Stewart Bond, IDC director, data integration software
We will continue to see new innovations focused on big data, analytics and cloud data management. Data is core to organizations undergoing digital transformation, forcing the issues of data trust, availability, security and compliance to become first-class citizens in digital transformation initiatives.
I suspect we will continue to see innovations coming from the usual commercial suspects -- IBM, Informatica, Oracle, SAS and so on. SAP will likely continue to improve Vora for better connections between HANA and Apache Spark. Players such as Talend and Pentaho, which have come out of the open source community, have been active, as have vendors in the startup community. Expect Hadoop distributors, such as Cloudera, HortonWorks and MapR, to also bring new innovations either through their own development, enhancement of open source projects or through partnerships.
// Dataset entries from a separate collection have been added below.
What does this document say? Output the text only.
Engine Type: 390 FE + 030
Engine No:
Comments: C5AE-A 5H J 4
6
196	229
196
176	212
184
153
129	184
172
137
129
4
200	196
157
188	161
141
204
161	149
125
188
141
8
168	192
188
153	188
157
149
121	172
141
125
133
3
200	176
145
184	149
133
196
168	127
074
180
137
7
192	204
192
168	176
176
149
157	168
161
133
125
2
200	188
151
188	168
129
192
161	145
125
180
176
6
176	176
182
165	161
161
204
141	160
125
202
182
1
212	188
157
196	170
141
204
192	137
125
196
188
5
Cindy Jutras, Mint Jutras president
Many of the trends we've seen over the last couple of years will continue to gain momentum in 2016. These include:
- Cloud. Fewer than 30% of organizations will even consider a traditional on-premises service for future purchases of software that runs the business. While hosted cloud remains an option, a true SaaS offering is pulling ahead in terms of preference.
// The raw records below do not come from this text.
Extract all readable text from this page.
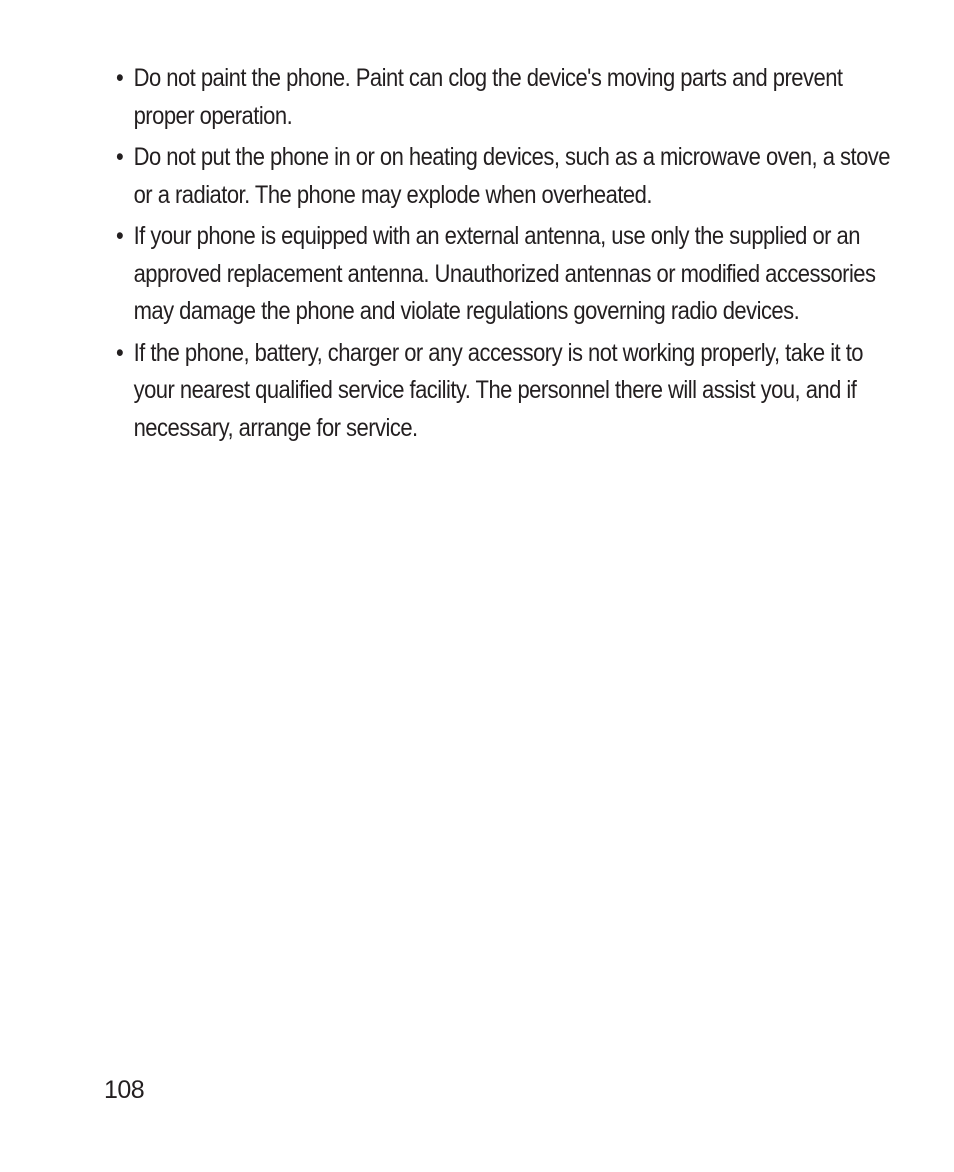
• Do not paint the phone. Paint can clog the device's moving parts and prevent proper operation.
• Do not put the phone in or on heating devices, such as a microwave oven, a stove or a radiator. The phone may explode when overheated.
• If your phone is equipped with an external antenna, use only the supplied or an approved replacement antenna. Unauthorized antennas or modified accessories may damage the phone and violate regulations governing radio devices.
• If the phone, battery, charger or any accessory is not working properly, take it to your nearest qualified service facility. The personnel there will assist you, and if necessary, arrange for service.
108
- Mobile. Many simply just take for granted access to enterprise data from a tablet or smartphone. We see fewer and fewer laptops on the road today.
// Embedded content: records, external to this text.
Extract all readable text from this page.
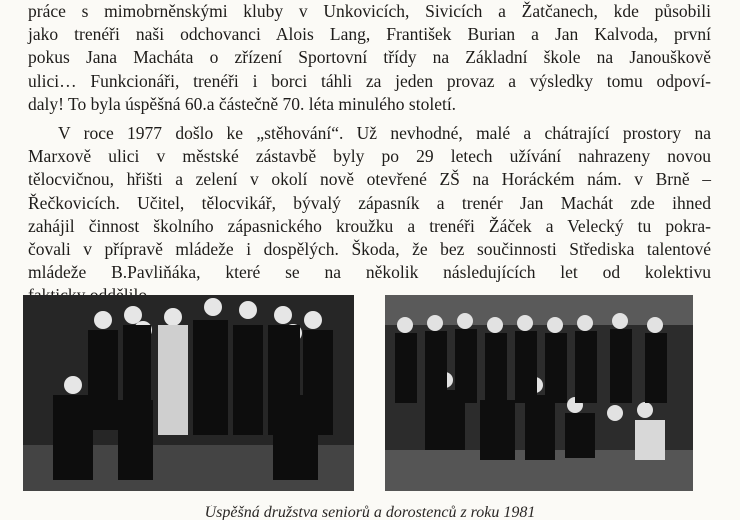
práce s mimobrněnskými kluby v Unkovicích, Sivicích a Žatčanech, kde působili
jako trenéři naši odchovanci Alois Lang, František Burian a Jan Kalvoda, první
pokus Jana Macháta o zřízení Sportovní třídy na Základní škole na Janouškově
ulici… Funkcionáři, trenéři i borci táhli za jeden provaz a výsledky tomu odpoví-
daly! To byla úspěšná 60.a částečně 70. léta minulého století.
V roce 1977 došlo ke „stěhování“. Už nevhodné, malé a chátrající prostory na
Marxově ulici v městské zástavbě byly po 29 letech užívání nahrazeny novou
tělocvičnou, hřišti a zelení v okolí nově otevřené ZŠ na Horáckém nám. v Brně –
Řečkovicích. Učitel, tělocvikář, bývalý zápasník a trenér Jan Machát zde ihned
zahájil činnost školního zápasnického kroužku a trenéři Žáček a Velecký tu pokra-
čovali v přípravě mládeže i dospělých. Škoda, že bez součinnosti Střediska talentové
mládeže B.Pavliňáka, které se na několik následujících let od kolektivu
Úspěšná družstva seniorů a dorostenců z roku 1981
- Social. While the term social still has unfortunate connotations, most feel social capabilities are important -- if not must have. They might not call them social, but most find a consumer-grade user interface, enterprise search through structured data residing in enterprise applications, the concept of following business objects and capturing "conversations" about those business objects all very appealing.
- Analytics. Whether you have big data or typical data, the ability to analyze that data iteratively to predict and prescribe outcomes is becoming less of a luxury and more of a business necessity.
The digital economy is a common thread throughout these trends. While many industry observers have been touting digital transformation for some time, all this talk has been pretty fluffy. It's time to bring that digital discussion down to earth and connect it to the reality of running the business -- both in terms of (electronic) transactions, as well as collaboration internally and externally.
Disruption will also be a key factor moving forward. The world of consumer products and services has been disrupted by the likes of Uber, Airbnb and even earlier, Netflix. Many industrial businesses feel pretty safe and protected from that level of product and business-model disruption. Those that felt safe are in for a rude awakening. New innovative products, services and entire business models are about to hit the world of industrial products. Companies still operating on old, rigid business services will not be able to respond quickly enough and will be in jeopardy. This will force them into the digital transformation they have been insulated from.